Pat Robertson's Own Secret Society
What makes all of this interesting is that Robertson wrote a book in 1991 called The New World Order. In it, he dragged out the usual parade of Masonic/Illuminati/Jewish world government accusations, and “borrowed” extensively from discredited sources like the Protocols of the Elders of Zion. It was a curious set of accusations to make against a people he seems to regard as integral to the Christian Apocalypse. But what was more perplexing were his attacks against Freemasons, particularly since his own father, Senator Absalom Willis Robertson, was a Virginia Freemason. He was raised in Buena Vista Lodge No. 186, joined Rockbridge Royal Arch Chapter No. 44, and served as a District Deputy Grand Master (according to a letter the Senator personally wrote to the Scottish Rite Southern Jurisdiction in 1941).
None of these pesky details kept The New World Order from being the #1 best selling religious book of 1991. Somewhat unbelievably, the Zionist Organization of America awarded him in 2002 as an unwavering friend of Israel.
Clearly they hadn’t read his book.
Robertson doesn’t have any quandaries about being a member of a secret society himself – the secretive Council for National Policy (CNP) is an invitation-only, closed door group that meets three times a year at undisclosed locations to discuss ways to influence U.S. government policy. In 2003, CNP executive director Steve Baldwin boasted to ABC News that "we control everything in the world."
Patterned after the more infamous Council on Foreign Relations and founded in 1981 by Left Behind author Tim Lahaye, its membership list is not available to the public. Providing the original funding for the group were Nelson Baker Hunt (billionaire son of billionaire oilman and John Birch Society promoter H.L. Hunt), businessman and one-time murder suspect T. Cullen Davis, and millionaire William Cies, all from Texas.
“The media should not know when or where we meet or who takes part in our programs, before or after a meeting,” reads one of the cardinal rules of the CNP, according to a long article on the website of Americans United for the Separation of Church and State (not that I don't think THOSE guys go too far either).

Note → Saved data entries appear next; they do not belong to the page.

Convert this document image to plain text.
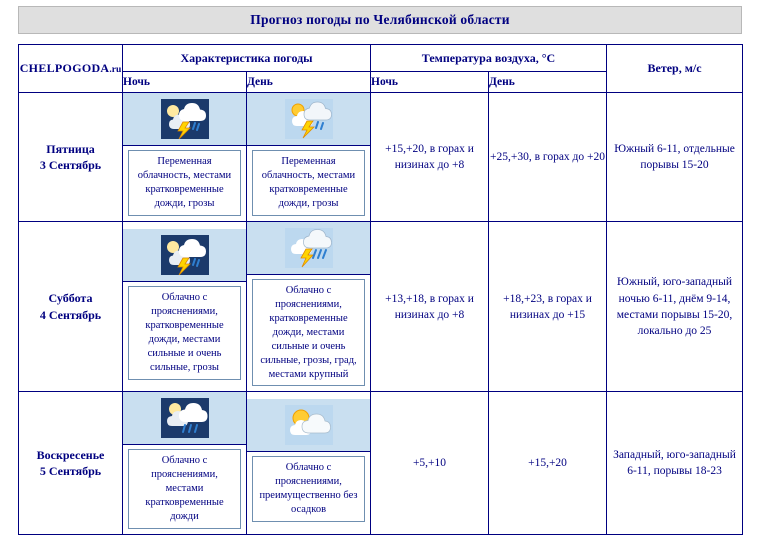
Прогноз погоды по Челябинской области
CHELPOGODA.ru	Характеристика погоды		Температура воздуха, °C		Ветер, м/с
	Ночь	День	Ночь	День	

Пятница
3 Сентябрь	Переменная облачность, местами кратковременные дожди, грозы	Переменная облачность, местами кратковременные дожди, грозы	+15,+20, в горах и низинах до +8	+25,+30, в горах до +20	Южный 6-11, отдельные порывы 15-20

Суббота
4 Сентябрь	Облачно с прояснениями, кратковременные дожди, местами сильные и очень сильные, грозы	Облачно с прояснениями, кратковременные дожди, местами сильные и очень сильные, грозы, град, местами крупный	+13,+18, в горах и низинах до +8	+18,+23, в горах и низинах до +15	Южный, юго-западный ночью 6-11, днём 9-14, местами порывы 15-20, локально до 25

Воскресенье
5 Сентябрь	Облачно с прояснениями, местами кратковременные дожди	Облачно с прояснениями, преимущественно без осадков	+5,+10	+15,+20	Западный, юго-западный 6-11, порывы 18-23
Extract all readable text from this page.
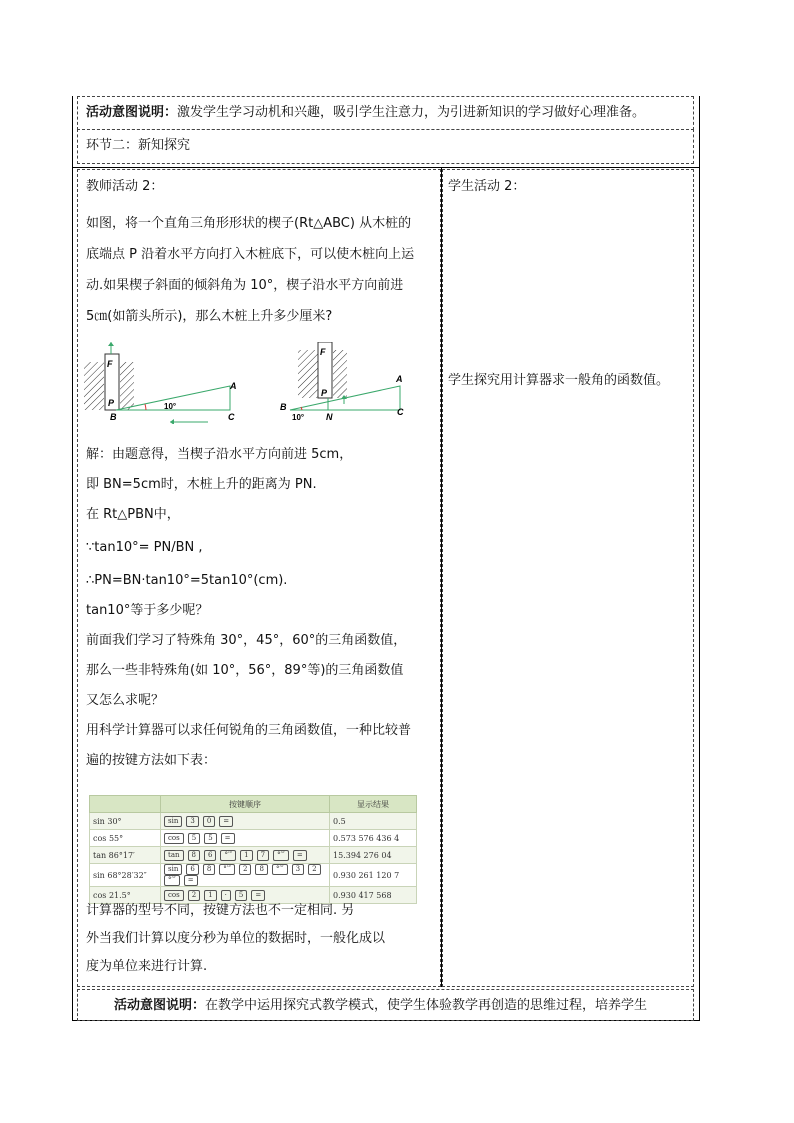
活动意图说明：激发学生学习动机和兴趣，吸引学生注意力，为引进新知识的学习做好心理准备。
环节二：新知探究
教师活动 2：	学生活动 2：
学生探究用计算器求一般角的函数值。
如图，将一个直角三角形形状的楔子(Rt△ABC) 从木桩的
底端点 P 沿着水平方向打入木桩底下，可以使木桩向上运
动.如果楔子斜面的倾斜角为 10°，楔子沿水平方向前进
5㎝(如箭头所示)，那么木桩上升多少厘米?
F
P
B
A
C
10°
F
P
B
A
C
N
10°
解：由题意得，当楔子沿水平方向前进 5cm，
即 BN=5cm时，木桩上升的距离为 PN.
在 Rt△PBN中，
∵tan10°= PN/BN ,
∴PN=BN·tan10°=5tan10°(cm).
tan10°等于多少呢？
前面我们学习了特殊角 30°，45°，60°的三角函数值，
那么一些非特殊角(如 10°，56°，89°等)的三角函数值
又怎么求呢？
用科学计算器可以求任何锐角的三角函数值，一种比较普
遍的按键方法如下表：
	按键顺序	显示结果
sin 30°	sin 3 0 =	0.5
cos 55°	cos 5 5 =	0.573 576 436 4
tan 86°17′	tan 8 6 °′″ 1 7 °′″ =	15.394 276 04
sin 68°28′32″	sin 6 8 °′″ 2 8 °′″ 3 2°′″ =	0.930 261 120 7
cos 21.5°	cos 2 1 · 5 =	0.930 417 568
计算器的型号不同，按键方法也不一定相同. 另
外当我们计算以度分秒为单位的数据时，一般化成以
度为单位来进行计算.
活动意图说明：在教学中运用探究式教学模式，使学生体验教学再创造的思维过程，培养学生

On the one hand, liberals in the media seem to be shrieking "Yipe! A Christian!" over this group. On the other hand, guests may attend meetings only with the unanimous approval of the organization’s executive committee. Members are told not to refer to the group by name in e-mail messages. Anyone who breaks the rules can be expelled. Guest speakers almost never release the text of their speeches at CNP meetings. In fact, virtually everyone questioned in the aforementioned ABC piece refused to comment on the group, or even acknowledge its existence.
So what is Pat Robertson trying to hide?